Chapter 13 concerns the more practical aspects of running BNCweb for network administrators. Topics include administrative access, customizable configuration settings, the cache system of previous searches, and disk-space requirements.
Finally, a brief list of references is provided, noting seminal works in English corpus linguistics by Douglas Biber, Graeme Kennedy, Geoffrey Leech, Charles Myer, Michael Scott, John Sinclair, and Michael Stubbs. There is also an 11-page glossary of computerese terms relevant to corpus inquiry. Four appendices provide all genre classifications for the texts in the corpus, part-of-speech tags (CLAWS), explication of the Simple Query Syntax, and HTML-entities for less common characters. A brief index is included as well.
This is a general, introductory text suitable for an undergraduate and/or graduate class in corpus linguistics. It demonstrates how corpus work is very much a balance between what the tools can deliver and how the human user can manipulate those tools to answer very elaborate types of questions about lexico-syntactic patterns.
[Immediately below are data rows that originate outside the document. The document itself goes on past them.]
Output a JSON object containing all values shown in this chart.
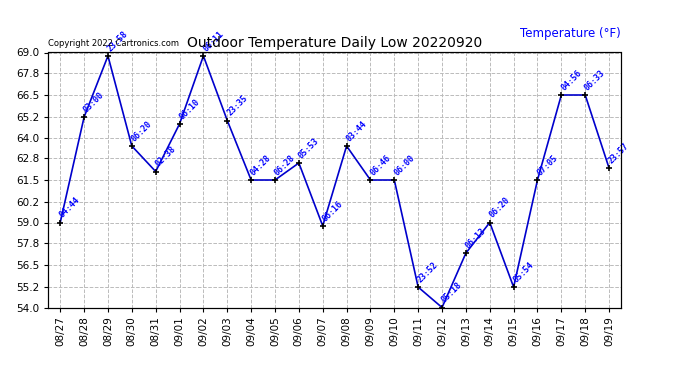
{
  "title": "Outdoor Temperature Daily Low 20220920",
  "ylabel": "Temperature (°F)",
  "background_color": "#ffffff",
  "grid_color": "#bbbbbb",
  "line_color": "#0000cc",
  "marker_color": "#000000",
  "label_color": "#0000ff",
  "copyright_text": "Copyright 2022 Cartronics.com",
  "dates": [
    "08/27",
    "08/28",
    "08/29",
    "08/30",
    "08/31",
    "09/01",
    "09/02",
    "09/03",
    "09/04",
    "09/05",
    "09/06",
    "09/07",
    "09/08",
    "09/09",
    "09/10",
    "09/11",
    "09/12",
    "09/13",
    "09/14",
    "09/15",
    "09/16",
    "09/17",
    "09/18",
    "09/19"
  ],
  "times": [
    "04:44",
    "03:00",
    "23:58",
    "06:20",
    "02:38",
    "06:10",
    "06:11",
    "23:35",
    "04:28",
    "06:28",
    "05:53",
    "06:16",
    "03:44",
    "06:46",
    "06:00",
    "23:52",
    "05:18",
    "06:13",
    "06:20",
    "05:54",
    "07:05",
    "04:56",
    "06:33",
    "23:57"
  ],
  "temps": [
    59.0,
    65.2,
    68.8,
    63.5,
    62.0,
    64.8,
    68.8,
    65.0,
    61.5,
    61.5,
    62.5,
    58.8,
    63.5,
    61.5,
    61.5,
    55.2,
    54.0,
    57.2,
    59.0,
    55.2,
    61.5,
    66.5,
    66.5,
    62.2
  ],
  "ylim": [
    54.0,
    69.0
  ],
  "yticks": [
    54.0,
    55.2,
    56.5,
    57.8,
    59.0,
    60.2,
    61.5,
    62.8,
    64.0,
    65.2,
    66.5,
    67.8,
    69.0
  ]
}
The greatest attribute of this text is that it is not just a corpus usage manual, but an explication of corpus linguistics theory and methodology. In clear prose and using many illustrative examples, the authors go into great detail in their discussions about conducting various search queries, customizing annotations, contrasting raw and normalized frequencies, and enhancing validity and reliability. Throughout the text, the authors point out that the reader/user should consider intuitively what they may expect to find with particular queries before doing the actual searches. This practice reinforces the value of corpus work in that our assumptions about language usage are frequently found to be in error or in need of some finer revision in light of the search results. Even though the BNCweb provides a wide range of search options, the web-based interface is attractive and quite easy to use.
Some may find it a tedious read, especially the latter chapters for advanced users and network administrators, but such is the nature of the beast. This volume keeps it interesting with numerous suggestions about the types of questions that can and cannot be answered through both simple and more complex queries, and the chapter-final exercises are inspiring of innovative approaches to corpus linguistics. The potential for corpus linguistics discoveries about word/phrase frequencies has yet to be fully exploited, especially in the areas of lexicography, sociolinguistics, and second/foreign language teaching. A comparable, user-friendly mechanism for discovering and comparing the patterns of North American English usage would certainly be welcome on this side of the pond.
ABOUT THE REVIEWER
ABOUT THE REVIEWER:
Elizabeth Craig is an experienced ESL/EFL teacher and teacher-trainer with
a master's degree in applied linguistics (TESOL) and a doctorate in second
language acquisition. She was the English Language Fellow to Paraguay in
2006-2007 for the U.S. State Department and is currently teaching English
and linguistics courses at The University of Georgia. Her dissertation
consists of an examination of N+P clusters in a corpus of native-speaker
freshman compositions in an effort to address preposition errors in second
language writing. Dr. Craig is also Supervising On-line Editor of 'English
around the World', a free, weekly newspaper insert for English language
educators in and around Asunción, Paraguay.